X.
Das unbekannte Ich als Gegenstand biographischer und autobiographischer Enzyklopädien und Lexika
Warum eigentlich Autobiographie?

Die Biographie und die Autobiographie sind literarische Gattungen – und als solche haben sie eine Geschichte: eine Geschichte der wechselnden Schreibweisen, eine Geschichte der wechselnden Ansprüche und Erwartungen an den Biographen oder Autobiographen. Bei aller Variabilität dieser Ansprüche: Die Idee, daß es um die Darstellung einer Totalität von Erlebtem und Erfahrenem gehe, aus dem sich entsprechende Erkenntnisse gewinnen lassen – die Idee einer ›enzyklopädischen‹, ganzheitlichen Beschreibung, prägt die Gattung.
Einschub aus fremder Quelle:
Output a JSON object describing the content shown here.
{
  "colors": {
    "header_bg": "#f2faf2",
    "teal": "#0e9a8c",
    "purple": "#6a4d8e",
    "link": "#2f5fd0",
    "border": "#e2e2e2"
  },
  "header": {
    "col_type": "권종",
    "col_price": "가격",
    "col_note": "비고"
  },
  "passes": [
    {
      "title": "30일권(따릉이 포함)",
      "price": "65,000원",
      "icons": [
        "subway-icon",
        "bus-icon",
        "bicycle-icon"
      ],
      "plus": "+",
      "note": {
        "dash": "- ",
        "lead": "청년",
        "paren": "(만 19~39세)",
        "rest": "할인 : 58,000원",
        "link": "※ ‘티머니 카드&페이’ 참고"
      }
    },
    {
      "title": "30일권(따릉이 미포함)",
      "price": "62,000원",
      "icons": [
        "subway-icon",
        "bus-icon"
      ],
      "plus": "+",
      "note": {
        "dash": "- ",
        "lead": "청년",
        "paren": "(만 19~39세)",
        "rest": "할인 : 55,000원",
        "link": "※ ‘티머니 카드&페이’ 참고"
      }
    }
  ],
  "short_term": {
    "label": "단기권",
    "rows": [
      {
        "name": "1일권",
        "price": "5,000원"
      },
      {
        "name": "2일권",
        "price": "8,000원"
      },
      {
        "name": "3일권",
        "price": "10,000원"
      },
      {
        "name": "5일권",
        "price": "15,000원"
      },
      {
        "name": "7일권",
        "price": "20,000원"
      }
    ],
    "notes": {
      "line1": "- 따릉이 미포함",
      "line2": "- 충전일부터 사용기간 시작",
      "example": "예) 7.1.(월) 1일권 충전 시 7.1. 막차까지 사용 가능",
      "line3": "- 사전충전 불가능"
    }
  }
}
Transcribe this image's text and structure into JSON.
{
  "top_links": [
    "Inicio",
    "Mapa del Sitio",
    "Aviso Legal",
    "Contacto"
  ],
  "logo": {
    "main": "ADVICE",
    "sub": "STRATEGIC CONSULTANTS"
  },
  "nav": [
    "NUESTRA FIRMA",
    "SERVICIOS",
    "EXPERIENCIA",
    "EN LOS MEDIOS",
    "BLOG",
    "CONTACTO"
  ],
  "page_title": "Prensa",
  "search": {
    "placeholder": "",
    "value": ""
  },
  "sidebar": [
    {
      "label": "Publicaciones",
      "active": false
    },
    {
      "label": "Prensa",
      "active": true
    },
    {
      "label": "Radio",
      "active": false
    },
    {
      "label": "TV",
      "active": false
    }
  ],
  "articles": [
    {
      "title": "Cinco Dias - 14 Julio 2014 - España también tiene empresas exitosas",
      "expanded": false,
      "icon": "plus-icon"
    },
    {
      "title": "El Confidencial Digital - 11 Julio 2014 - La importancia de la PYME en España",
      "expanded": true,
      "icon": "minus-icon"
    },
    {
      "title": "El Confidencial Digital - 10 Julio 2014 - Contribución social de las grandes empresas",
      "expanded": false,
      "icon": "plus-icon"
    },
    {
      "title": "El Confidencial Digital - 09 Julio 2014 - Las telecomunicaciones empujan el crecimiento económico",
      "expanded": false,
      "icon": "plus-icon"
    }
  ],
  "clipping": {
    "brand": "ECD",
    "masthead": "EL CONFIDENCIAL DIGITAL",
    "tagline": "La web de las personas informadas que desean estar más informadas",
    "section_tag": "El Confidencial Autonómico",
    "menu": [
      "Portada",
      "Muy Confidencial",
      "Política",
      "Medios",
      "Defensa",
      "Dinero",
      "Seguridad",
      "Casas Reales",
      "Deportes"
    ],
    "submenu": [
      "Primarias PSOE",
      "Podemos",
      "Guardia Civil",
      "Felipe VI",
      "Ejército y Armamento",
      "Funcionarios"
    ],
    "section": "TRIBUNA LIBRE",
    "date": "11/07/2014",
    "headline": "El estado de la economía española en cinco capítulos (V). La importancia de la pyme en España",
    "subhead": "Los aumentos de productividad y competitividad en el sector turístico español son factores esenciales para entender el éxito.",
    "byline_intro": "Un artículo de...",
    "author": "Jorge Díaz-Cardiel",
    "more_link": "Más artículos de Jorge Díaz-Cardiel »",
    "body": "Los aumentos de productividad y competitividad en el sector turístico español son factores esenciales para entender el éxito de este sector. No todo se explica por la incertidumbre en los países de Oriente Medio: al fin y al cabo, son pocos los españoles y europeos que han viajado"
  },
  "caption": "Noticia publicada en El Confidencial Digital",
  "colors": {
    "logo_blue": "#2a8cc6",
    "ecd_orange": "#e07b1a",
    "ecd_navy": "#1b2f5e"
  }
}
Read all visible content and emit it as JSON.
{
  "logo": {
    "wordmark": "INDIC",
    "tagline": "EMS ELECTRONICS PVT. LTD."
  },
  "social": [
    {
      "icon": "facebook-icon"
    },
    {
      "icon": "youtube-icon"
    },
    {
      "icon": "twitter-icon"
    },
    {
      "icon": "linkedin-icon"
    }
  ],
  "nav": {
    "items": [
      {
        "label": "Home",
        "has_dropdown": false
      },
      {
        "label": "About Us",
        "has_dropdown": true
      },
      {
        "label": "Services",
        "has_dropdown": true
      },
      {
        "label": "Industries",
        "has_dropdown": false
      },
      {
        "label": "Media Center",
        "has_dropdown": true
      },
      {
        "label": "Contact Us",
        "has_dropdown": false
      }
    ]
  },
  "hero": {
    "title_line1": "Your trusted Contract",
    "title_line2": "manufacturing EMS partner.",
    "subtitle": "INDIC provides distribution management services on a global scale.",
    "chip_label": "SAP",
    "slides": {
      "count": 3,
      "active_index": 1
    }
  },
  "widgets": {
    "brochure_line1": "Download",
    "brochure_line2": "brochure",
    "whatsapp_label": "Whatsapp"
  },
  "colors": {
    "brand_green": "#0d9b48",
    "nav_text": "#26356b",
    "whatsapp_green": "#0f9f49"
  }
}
Dies gilt auch dann, wenn dieser Anspruch als uneinlösbar betrachtet wird, wenn Biographie oder Autobiographie also eher skeptisch unter dem Aspekt betrachtet werden, daß alle Erkenntnis bedingt und perspektivisch, fragmentarisch und temporär ist. Und auch unter dem Vorzeichen der Skepsis und des Relativismus verbindet sich (ggf. via negationis) der Anspruch mit (auto-)biographischen Schreibweisen, Lebensläufe als Zusammenhänge darzustellen – und ihren Sinn aus dieser Kohärenz abzuleiten. Dargestelltes Leben ist im Zusammenhang und als Zusammenhang dargestelltes Leben; und mit jeder Darstellung verbindet sich ein Moment der Interpretation, der Deutung, der Sinnzuweisung. So zumindest die regulative Idee der (Auto-)Biographistik.